In the early morning we all gave each other some words of encouragement and headed up Politecnica, my last summit of the trip. We then began to navigate the glacier descent, keeping a tight rope between our team of three during the low-visibility predawn hours. Though I felt some disappointment in not completing the full traverse, I knew I had made the right call. Taylor and Carla would be able to make it to the summit, and my excitement for them was almost as great as it would have been had I made it myself. As the sun rose, the massive crevasses and seracs of the wild glacier came into view. We stopped for a snack as the sun illuminated the entire mountain, and I felt nothing other than joy and gratitude to be on that wild, magnificent glacier with my team.
At the end of the day, we all gathered in the beautiful Estrella de Chimborazo for dinner, and reflected on the trip.

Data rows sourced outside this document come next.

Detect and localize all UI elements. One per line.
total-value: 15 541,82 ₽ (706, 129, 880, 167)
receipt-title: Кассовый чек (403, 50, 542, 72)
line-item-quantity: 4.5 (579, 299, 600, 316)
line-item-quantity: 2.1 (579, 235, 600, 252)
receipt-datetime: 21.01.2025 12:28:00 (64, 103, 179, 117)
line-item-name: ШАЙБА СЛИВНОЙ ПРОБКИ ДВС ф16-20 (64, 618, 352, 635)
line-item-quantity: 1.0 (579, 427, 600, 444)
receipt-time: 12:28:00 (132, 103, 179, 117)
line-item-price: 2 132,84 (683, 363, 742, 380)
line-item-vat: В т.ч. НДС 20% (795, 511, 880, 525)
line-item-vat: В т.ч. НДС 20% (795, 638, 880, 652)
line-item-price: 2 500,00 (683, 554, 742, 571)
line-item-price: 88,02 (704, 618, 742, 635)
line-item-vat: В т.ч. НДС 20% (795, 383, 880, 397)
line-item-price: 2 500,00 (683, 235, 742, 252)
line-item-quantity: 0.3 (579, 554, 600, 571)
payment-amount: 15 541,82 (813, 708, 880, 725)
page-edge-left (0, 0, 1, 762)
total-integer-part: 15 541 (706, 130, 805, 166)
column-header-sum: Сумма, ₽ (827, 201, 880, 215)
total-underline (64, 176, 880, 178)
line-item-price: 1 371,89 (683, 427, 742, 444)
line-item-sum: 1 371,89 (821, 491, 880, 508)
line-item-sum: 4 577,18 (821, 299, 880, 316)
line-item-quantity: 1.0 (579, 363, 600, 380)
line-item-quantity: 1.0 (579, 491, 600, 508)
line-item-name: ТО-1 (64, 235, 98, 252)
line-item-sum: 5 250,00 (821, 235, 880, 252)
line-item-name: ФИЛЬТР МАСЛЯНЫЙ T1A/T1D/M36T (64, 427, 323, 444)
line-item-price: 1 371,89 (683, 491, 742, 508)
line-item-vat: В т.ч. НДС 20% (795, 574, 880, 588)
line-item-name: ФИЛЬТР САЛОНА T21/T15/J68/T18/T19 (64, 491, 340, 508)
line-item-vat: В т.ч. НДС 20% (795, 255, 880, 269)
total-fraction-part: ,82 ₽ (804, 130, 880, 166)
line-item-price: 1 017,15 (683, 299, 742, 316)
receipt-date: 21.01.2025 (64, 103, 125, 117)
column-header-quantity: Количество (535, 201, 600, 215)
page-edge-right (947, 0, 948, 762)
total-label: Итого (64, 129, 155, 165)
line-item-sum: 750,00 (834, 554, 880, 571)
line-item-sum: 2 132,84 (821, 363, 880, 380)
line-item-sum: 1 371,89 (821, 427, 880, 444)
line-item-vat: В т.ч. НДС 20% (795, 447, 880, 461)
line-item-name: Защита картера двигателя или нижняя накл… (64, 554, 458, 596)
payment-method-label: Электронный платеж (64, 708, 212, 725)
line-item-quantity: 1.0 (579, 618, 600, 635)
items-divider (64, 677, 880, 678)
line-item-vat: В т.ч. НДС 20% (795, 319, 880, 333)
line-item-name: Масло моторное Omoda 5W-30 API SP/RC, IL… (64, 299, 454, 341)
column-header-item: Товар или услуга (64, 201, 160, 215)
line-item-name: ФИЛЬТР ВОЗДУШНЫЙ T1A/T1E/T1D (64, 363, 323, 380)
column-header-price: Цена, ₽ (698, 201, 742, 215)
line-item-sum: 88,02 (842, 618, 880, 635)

We talked about the beauty and the struggle of it all, and our gratitude for our time on the mountain and for our team.
The expedition was rounded off the next few days with “adventure-relaxation” – a mix of coffee and chocolate tasting, river rafting, paragliding, and delicious meals complimented by a great deal of conversation where we reflected back and looked forward to what’s to come. As I packed my bags and hugged Taylor and Carla goodbye, I struggled to keep back tears, and had to wish them a “see you later” instead of “goodbye.”
Coming away from this trip, I feel more empowered than ever to climb harder, and also more impassioned to bring other women and underrepresented groups into this sport. Women supporting women is one powerful way to help break some of the access and opportunity barriers for females in climbing. While I don’t plan to ditch all of my male climbing partners, I know that I’ll be contacting Alpenglow for more women’s climbs in the future, and I am grateful to have the opportunity to engage with a company who values these opportunities.